Rival Technologies Vie for 'Green' Car of Tomorrow
PARIS Carmakers are presenting new-age automobiles at the Paris car show this week that could give much-hyped fuel cells a run for their money in the coming market for vehicles that do less damage to the environment.
German luxury brand BMW unveiled the world's fastest hydrogen-powered car, dubbed the H2R, which can hit a top speed above 300 kilometers per hour (185 mph) by burning hydrogen in a modified internal combustion engine.
"Our drive toward the future is called hydrogen," but in a way that gives a green twist to existing engine technology, said BMW management board member Burkhard Goeschel.
Renault Executive Vice President Pierre-Alain De Smedt told Reuters that the French brand planned to offer the fuel-saving Stop & Start system made by France's Valeo on its Clio, Modus and Megane range.
The system, designed for urban driving, switches the engine to stand-by when a car stops at a red light or in a traffic jam and kickstarts it when motorists step on the gas.
Renault's rival PSA Peugeot Citroen has already launched the system on its Citroen C2 and C3 models.
Fritz Henderson, the head of General Motors' European arm, said the key was to keep working on all kinds of engines.
"Our bet is that the way to take the automobile out of the environmental equation is the hydrogen economy and hydrogen-based fuel cells," he said, but he added that fuel-cell cars would not become huge sellers quickly. "We are spending a lot of time, money and effort to get there, but you can't focus on only one (technology). You have to keep your feet in various different camps."
Cars that run on hydrogen or hydrogen-based fuel cells emit little but steam themselves, but they do not entirely solve the problem of finding a non-polluting fuel source.
The hydrogen is obtained either from fossil fuels such as natural gas or by applying electrical power to water molecules.
Cost Hold Up
Juergen Hubbert, head of DaimlerChrysler's luxury Mercedes Car Group, had a stock answer when asked when fuel-cell car would really become popular.
"This question comes up every year and ... I always have to say it will take 10 years," he said, noting Daimler was making good progress with fuel cells but still faced bumps in the road.
"We have reduced volume (of fuel cells). We have reduced weight. What we couldn't reduce so far is costs. Costs are still by far too high," he said.
He cited a chicken-and-egg situation in which volumes had to go up to bring prices down, while high prices were keeping a lid on the size of the potential market. Fuel cells add thousands of dollars to the price of a standard car.
Nevertheless, fuel-cell cars are on the way, he said.
"I think we will have a significant market share, like you see actually with the hybrids, between 2010 and 2012," he added.
He was referring to technology that yokes an electric motor to a standard internal combustion engine so that cars run on battery power at slower speeds. The batteries recharge automatically from the electric motor and by capturing energy from braking.
Toyota's Prius model has emerged at the most popular hybrid, quickly selling out in the key U.S. market.
The world's second-biggest carmaker is also hoping to boost sales of its gasoline-electric hybrid cars in Europe as an alternative to fuel-efficient, diesel-powered cars popular here.
It forecasts a near-doubling in sales of the Prius to 15,000 units in 2005 from a target of 8,200 this year.
The auto maker will also add more hybrid-powered models to its European line-up, starting with the Lexus RX400h luxury sport utility vehicle next spring.

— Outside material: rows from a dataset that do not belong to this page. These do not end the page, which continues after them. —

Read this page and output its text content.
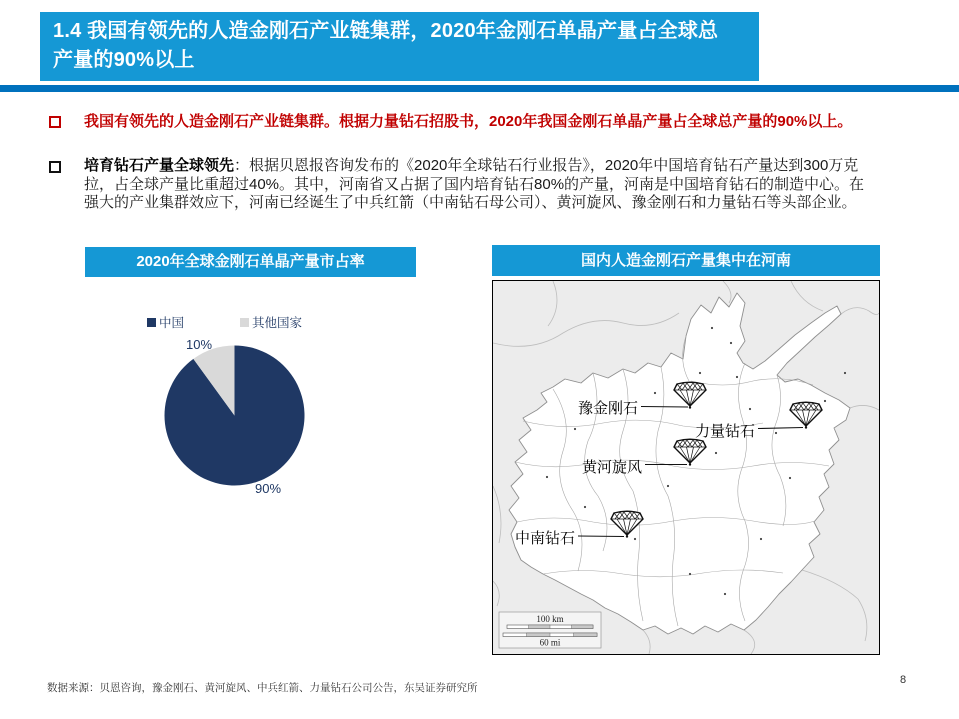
1.4 我国有领先的人造金刚石产业链集群，2020年金刚石单晶产量占全球总产量的90%以上
我国有领先的人造金刚石产业链集群。根据力量钻石招股书，2020年我国金刚石单晶产量占全球总产量的90%以上。
培育钻石产量全球领先：根据贝恩报咨询发布的《2020年全球钻石行业报告》，2020年中国培育钻石产量达到300万克拉，占全球产量比重超过40%。其中，河南省又占据了国内培育钻石80%的产量，河南是中国培育钻石的制造中心。在强大的产业集群效应下，河南已经诞生了中兵红箭（中南钻石母公司）、黄河旋风、豫金刚石和力量钻石等头部企业。
2020年全球金刚石单晶产量市占率
中国	其他国家
10%
90%
国内人造金刚石产量集中在河南
100 km
60 mi
豫金刚石
力量钻石
黄河旋风
中南钻石
数据来源：贝恩咨询，豫金刚石、黄河旋风、中兵红箭、力量钻石公司公告，东吴证券研究所
8
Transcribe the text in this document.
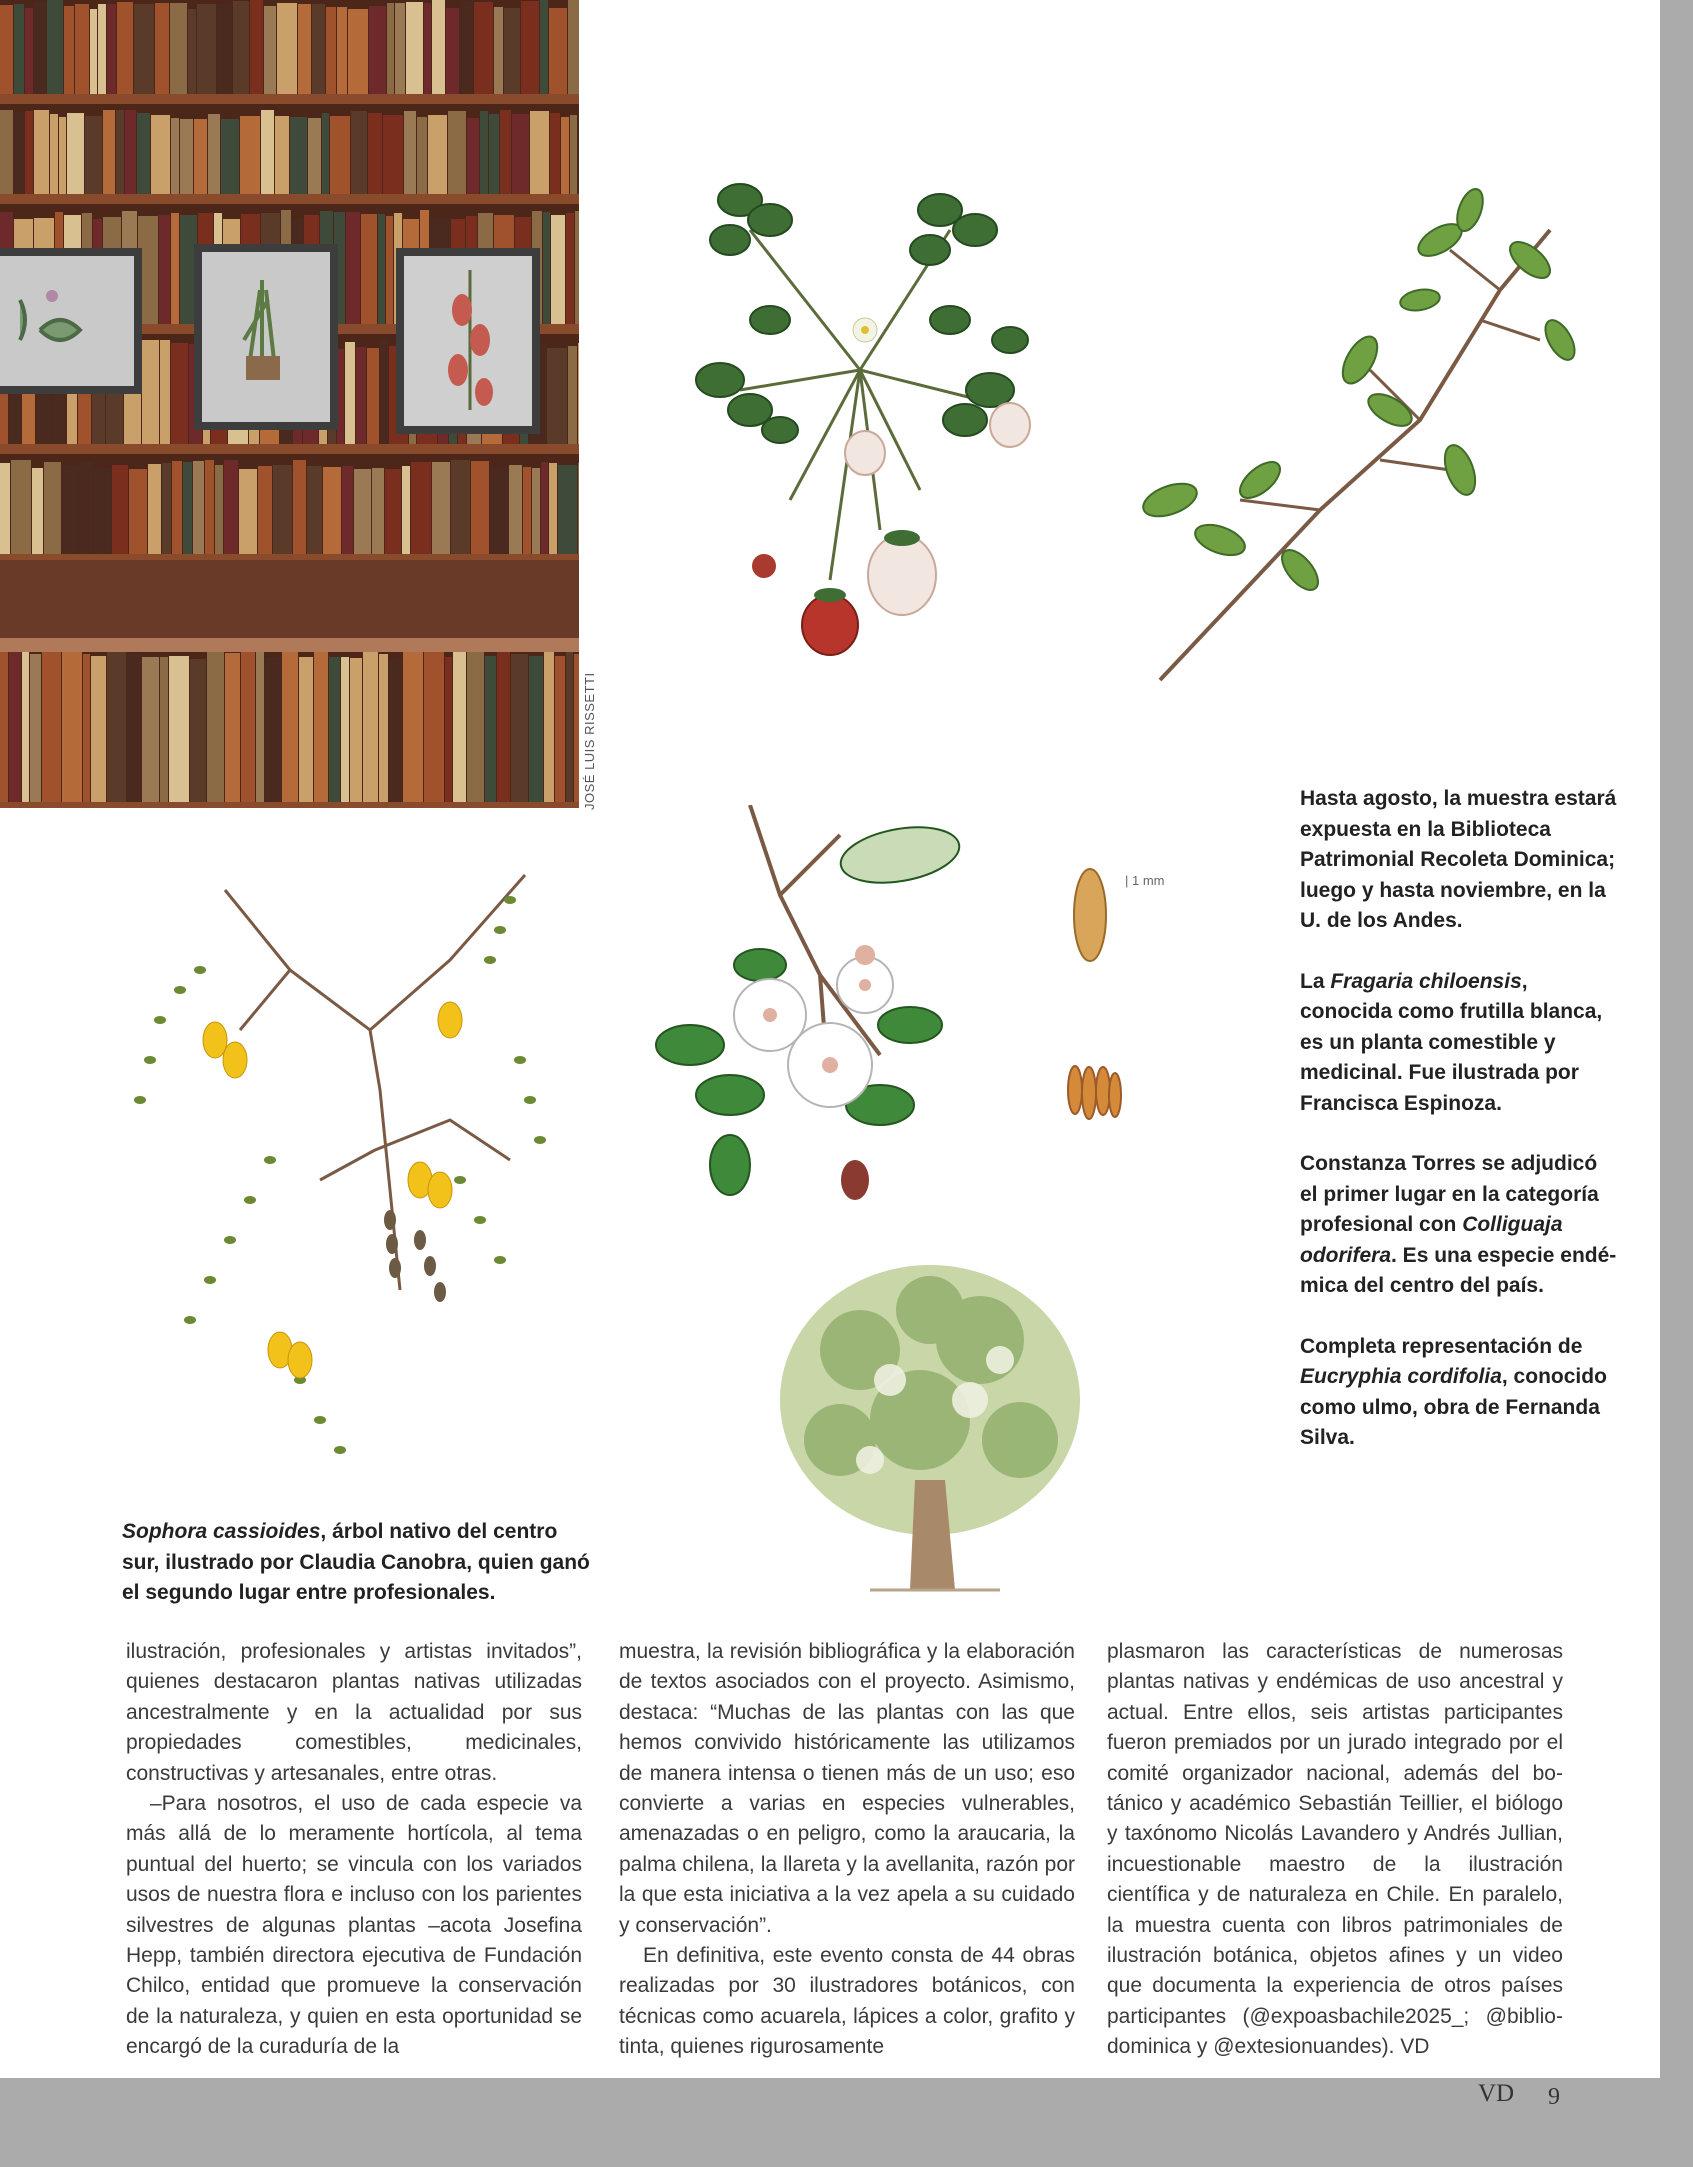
JOSÉ LUIS RISSETTI
| 1 mm

Sophora cassioides, árbol nativo del centro sur, ilustrado por Claudia Canobra, quien ganó el segundo lugar entre profesionales.

Hasta agosto, la muestra estará expuesta en la Biblioteca Patrimonial Recoleta Dominica; luego y hasta noviembre, en la U. de los Andes.

La Fragaria chiloensis, conocida como frutilla blanca, es un planta comestible y medicinal. Fue ilustrada por Francisca Espinoza.

Constanza Torres se adjudicó el primer lugar en la categoría profesional con Colliguaja odorifera. Es una especie endémica del centro del país.

Completa representación de Eucryphia cordifolia, conocido como ulmo, obra de Fernanda Silva.

ilustración, profesionales y artistas invitados”, quienes destacaron plantas nativas utilizadas ancestralmente y en la actualidad por sus propiedades comestibles, medicinales, constructivas y artesanales, entre otras.

–Para nosotros, el uso de cada especie va más allá de lo meramente hortícola, al tema puntual del huerto; se vincula con los variados usos de nuestra flora e incluso con los parientes silvestres de algunas plantas –acota Josefina Hepp, también directora ejecutiva de Fundación Chilco, entidad que promueve la conservación de la naturaleza, y quien en esta oportunidad se encargó de la curaduría de la

muestra, la revisión bibliográfica y la elaboración de textos asociados con el proyecto. Asimismo, destaca: “Muchas de las plantas con las que hemos convivido históricamente las utilizamos de manera intensa o tienen más de un uso; eso convierte a varias en especies vulnerables, amenazadas o en peligro, como la araucaria, la palma chilena, la llareta y la avellanita, razón por la que esta iniciativa a la vez apela a su cuidado y conservación”.

En definitiva, este evento consta de 44 obras realizadas por 30 ilustradores botánicos, con técnicas como acuarela, lápices a color, grafito y tinta, quienes rigurosamente

plasmaron las características de numerosas plantas nativas y endémicas de uso ancestral y actual. Entre ellos, seis artistas participantes fueron premiados por un jurado integrado por el comité organizador nacional, además del botánico y académico Sebastián Teillier, el biólogo y taxónomo Nicolás Lavandero y Andrés Jullian, incuestionable maestro de la ilustración científica y de naturaleza en Chile. En paralelo, la muestra cuenta con libros patrimoniales de ilustración botánica, objetos afines y un video que documenta la experiencia de otros países participantes (@expoasbachile2025_; @bibliodominica y @extesionuandes). VD

VD 9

Other hybrid models available in the U.S. are Honda Motor Co.'s Civic and Insight, which in 1999 became the first gas-electric car to be sold in the United States, and Ford Motor Co.'s Escape sport utility vehicle, which began production last month.
Ford expects to sell between 15,000 and 20,000 of the Escape hybrids next year. Honda expects to sell 50,000 hybrids next year, after it adds a hybrid version of its popular Accord mid-sized car.